Isakson argued for gambling seniors’ Social Security benefits on the stock market, which would generate tens of billions in fees for Wall Street

ATLANTA - This week marked 81 years since the Social Security Act was signed into law, and today the program is crucial to providing retirement security to over 1.1 million Georgia seniors and over 42 million seniors nationwide. Yet Johnny Isakson has fought to privatize Social Security, which would gamble seniors’ benefits on the stock market and allow Wall Street to pocket tens of billions in fees paid by seniors as a result. The financial industry has rewarded Isakson by giving him over $2.3 million in campaign contributions to keep him in Washington, including nearly $500,000 this current election.

“Senator Isakson’s record of taking over $2.3 million from the financial industry and voting to privatize Social Security to send tens of billions in fees paid by seniors to Wall Street shows whose side he is on,” said Dave Hoffman, Jim Barksdale’s Campaign Manager. “If Isakson had his way, over a million Georgians would see their benefits gambled on the stock market, but clearly millions of campaign contributions matter more to him than the retirement security of Georgia seniors. No wonder Wall Street is fighting hard to keep him in Washington so he can keep voting their way.”

In his very first speech on the Senate floor, Isakson argued forcefully for privatizing Social Security as part of a plan the Center on Budget and Policy Priorities said “could lead to the unraveling of Social Security” and would result in a situation in which “millions of middle-income workers would receive little or no Social Security benefits in retirement.”
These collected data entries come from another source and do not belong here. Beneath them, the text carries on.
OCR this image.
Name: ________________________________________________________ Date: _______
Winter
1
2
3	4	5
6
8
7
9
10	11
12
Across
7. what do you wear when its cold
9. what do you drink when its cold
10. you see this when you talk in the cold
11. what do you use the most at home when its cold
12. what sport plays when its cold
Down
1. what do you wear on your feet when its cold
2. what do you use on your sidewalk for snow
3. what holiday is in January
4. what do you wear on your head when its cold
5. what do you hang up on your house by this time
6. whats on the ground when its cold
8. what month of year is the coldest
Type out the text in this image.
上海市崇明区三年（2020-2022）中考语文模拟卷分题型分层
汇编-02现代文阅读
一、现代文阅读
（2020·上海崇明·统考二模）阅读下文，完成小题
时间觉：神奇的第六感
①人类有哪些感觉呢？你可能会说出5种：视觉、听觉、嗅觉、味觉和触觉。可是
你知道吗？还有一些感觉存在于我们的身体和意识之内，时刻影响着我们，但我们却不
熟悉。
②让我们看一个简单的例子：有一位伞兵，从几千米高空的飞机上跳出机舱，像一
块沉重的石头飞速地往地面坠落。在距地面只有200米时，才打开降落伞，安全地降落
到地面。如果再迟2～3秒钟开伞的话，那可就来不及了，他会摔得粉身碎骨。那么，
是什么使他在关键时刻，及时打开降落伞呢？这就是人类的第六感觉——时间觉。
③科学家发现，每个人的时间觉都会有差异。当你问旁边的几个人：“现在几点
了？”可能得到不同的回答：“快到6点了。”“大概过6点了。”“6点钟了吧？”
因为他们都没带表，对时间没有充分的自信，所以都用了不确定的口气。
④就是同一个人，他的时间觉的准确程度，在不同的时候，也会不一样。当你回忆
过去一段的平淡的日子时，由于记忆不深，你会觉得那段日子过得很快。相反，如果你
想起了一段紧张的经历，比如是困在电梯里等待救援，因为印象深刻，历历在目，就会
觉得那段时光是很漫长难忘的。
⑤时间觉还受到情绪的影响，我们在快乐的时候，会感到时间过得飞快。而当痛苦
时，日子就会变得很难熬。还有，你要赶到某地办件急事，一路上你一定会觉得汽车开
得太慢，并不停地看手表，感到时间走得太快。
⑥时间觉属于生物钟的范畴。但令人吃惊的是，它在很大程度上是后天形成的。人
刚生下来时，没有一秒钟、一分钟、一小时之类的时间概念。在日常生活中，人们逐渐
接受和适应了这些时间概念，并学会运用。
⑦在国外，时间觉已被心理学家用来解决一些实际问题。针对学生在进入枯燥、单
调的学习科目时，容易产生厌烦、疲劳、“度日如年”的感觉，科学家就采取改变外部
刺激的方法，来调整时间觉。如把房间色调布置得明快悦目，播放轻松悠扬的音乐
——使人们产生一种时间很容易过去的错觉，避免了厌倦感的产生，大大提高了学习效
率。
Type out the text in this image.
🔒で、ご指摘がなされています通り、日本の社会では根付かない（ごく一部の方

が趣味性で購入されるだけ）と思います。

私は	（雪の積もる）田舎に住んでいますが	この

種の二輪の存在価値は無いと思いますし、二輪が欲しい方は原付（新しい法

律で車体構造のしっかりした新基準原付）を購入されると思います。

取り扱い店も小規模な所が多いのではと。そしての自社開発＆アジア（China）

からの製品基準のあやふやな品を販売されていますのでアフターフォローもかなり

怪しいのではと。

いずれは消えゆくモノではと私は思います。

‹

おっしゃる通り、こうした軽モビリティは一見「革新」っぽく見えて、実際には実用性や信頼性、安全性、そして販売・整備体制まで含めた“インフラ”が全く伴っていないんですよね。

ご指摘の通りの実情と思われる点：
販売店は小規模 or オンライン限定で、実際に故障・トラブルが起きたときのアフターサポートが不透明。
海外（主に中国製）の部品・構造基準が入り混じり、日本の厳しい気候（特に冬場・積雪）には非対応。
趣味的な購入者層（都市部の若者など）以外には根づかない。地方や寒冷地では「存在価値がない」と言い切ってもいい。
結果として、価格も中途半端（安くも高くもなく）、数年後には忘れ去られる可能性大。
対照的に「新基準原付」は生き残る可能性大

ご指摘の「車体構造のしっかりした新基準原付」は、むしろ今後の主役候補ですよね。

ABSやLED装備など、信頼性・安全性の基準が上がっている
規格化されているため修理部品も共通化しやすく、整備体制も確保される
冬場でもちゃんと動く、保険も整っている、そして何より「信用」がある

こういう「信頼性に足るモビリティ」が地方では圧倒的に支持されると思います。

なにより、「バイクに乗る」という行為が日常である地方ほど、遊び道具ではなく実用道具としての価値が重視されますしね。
Yet Isakson said this was a debate “we should embrace” and a plan that “we should encourage.”

While seniors would be hurt if Isakson had his way, Wall Street would be a big winner. The financial industry would have been set to receive as much as $39 billion in fees, much of which would come out of the pocket of seniors who would have to pay Wall Street to manage their retirement accounts.

With multiple public polls showing that Barksdale is within single digits, will Senator Isakson tell Georgians why he continues to vote against OUR SENIORS?

It’s been 14 days since Jim Barksdale challenged Senator Isakson to debates about the economy in each of Georgia’s primary media markets.